I was implementing a configuration option to allow changes to the maximum length of edit summaries and log reasons, which I've often felt are inadequate. In doing so, I discovered an issue that needs to be resolved before I proceed. Basically, when you type stuff in the form, the input box's maxlength parameter is a maximum number of *characters*. But when stuff gets validated and put in the database, it's generally a number of *bytes* that things are truncated to. I've verified that Firefox will actually permit 200 multibyte characters to be submitted as an edit summary, when they cannot possibly fit into the database field. Now, we actually have two different ways of dealing with this right now:
* Log reasons just ignore the issue and pretend maxlength (which is 255 for them) is in bytes. Chances are good that's because whoever wrote up that code thought they *were*. If the log reason happens to end up being more than 255 bytes, as far as I can tell it will get sent to the database as-is. That part should definitely be fixed: MySQL in strict mode, and presumably PostgreSQL and Oracle, will return a fatal error if this occurs. MySQL in non-strict mode will silently truncate it without regard to character boundaries, which is only slightly better (and I guess users of non-English Wikipedias have gotten used to this behavior). * Edit summaries do a sort of hacky workaround. They specify maxlength=200, but then truncate the summary (using a nice Unicode-aware truncation function) to 250 bytes, and then add an ellipsis on the end if necessary. This probably works great for Latin-based languages that just have the occasional two-byte character with diacritic, but isn't much of a win for speakers of Hebrew or Greek or Chinese. For English speakers, it's just annoying, since it artificially limits the edit summary length. Using Firebug, I was able to delete the maxlength parameter and submit a 250-character summary on the English Wikipedia (a trick I'll remember for the future if this doesn't get changed soon ;) ).
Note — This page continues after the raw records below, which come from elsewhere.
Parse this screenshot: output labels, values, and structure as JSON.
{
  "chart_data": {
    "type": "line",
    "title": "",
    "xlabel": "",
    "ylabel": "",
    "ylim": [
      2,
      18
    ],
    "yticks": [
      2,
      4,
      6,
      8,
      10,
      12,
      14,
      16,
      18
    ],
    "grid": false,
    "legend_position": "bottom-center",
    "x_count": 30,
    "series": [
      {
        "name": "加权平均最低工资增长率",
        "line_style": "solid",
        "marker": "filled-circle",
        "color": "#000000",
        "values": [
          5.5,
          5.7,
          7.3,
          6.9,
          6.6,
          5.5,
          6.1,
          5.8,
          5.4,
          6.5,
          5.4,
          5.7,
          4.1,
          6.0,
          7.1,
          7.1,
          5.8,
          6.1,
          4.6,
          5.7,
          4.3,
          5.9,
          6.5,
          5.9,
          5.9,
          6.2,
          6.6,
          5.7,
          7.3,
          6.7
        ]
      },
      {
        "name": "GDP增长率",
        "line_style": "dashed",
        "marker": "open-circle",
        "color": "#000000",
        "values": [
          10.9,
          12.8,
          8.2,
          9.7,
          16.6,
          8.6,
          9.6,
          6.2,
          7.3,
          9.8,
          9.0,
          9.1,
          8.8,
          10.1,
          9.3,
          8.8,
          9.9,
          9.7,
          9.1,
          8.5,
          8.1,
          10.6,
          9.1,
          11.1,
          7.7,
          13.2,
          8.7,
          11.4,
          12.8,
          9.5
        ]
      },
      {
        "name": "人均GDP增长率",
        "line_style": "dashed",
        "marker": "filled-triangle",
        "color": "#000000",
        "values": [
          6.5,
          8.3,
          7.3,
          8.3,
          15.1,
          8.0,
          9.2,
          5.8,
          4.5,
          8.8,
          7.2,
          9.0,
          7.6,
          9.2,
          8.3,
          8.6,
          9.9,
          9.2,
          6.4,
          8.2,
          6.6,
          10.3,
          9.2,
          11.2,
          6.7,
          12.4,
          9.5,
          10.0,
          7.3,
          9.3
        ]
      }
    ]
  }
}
The clean way to fix this, it seems to me, is as follows:
* For users of the MySQL UTF-8 schema, there should theoretically be no problem: all the database sizes are in characters already. The only change needed for these wikis is to up the edit summary length to the length of the database field and change the existing truncation logic to work in characters. I don't think we have any clean way to detect this scenario in the code at present, however, and anyway they're not important, they aren't Wikipedia. ;) * For everyone else, the client-side maxlength limit needs to be changed to a byte count. This should be possible using JavaScript, and is probably not otherwise possible (although if it were that would be great). In the event of a client-side overrun (say, because the user doesn't have JavaScript), the server should truncate the provided string and return it in an error message for the user to manually adjust. It should not silently truncate it. In this case as well, the maxlength for edit summaries should be upped to 255 bytes.
What does everyone else think about this? Returning a truncated reason in an error message will be a pain to write up, because there are so many entry points to this logic that will need to handle the error in their own strange and idiosyncratic ways, but I think it's the only correct thing to do here.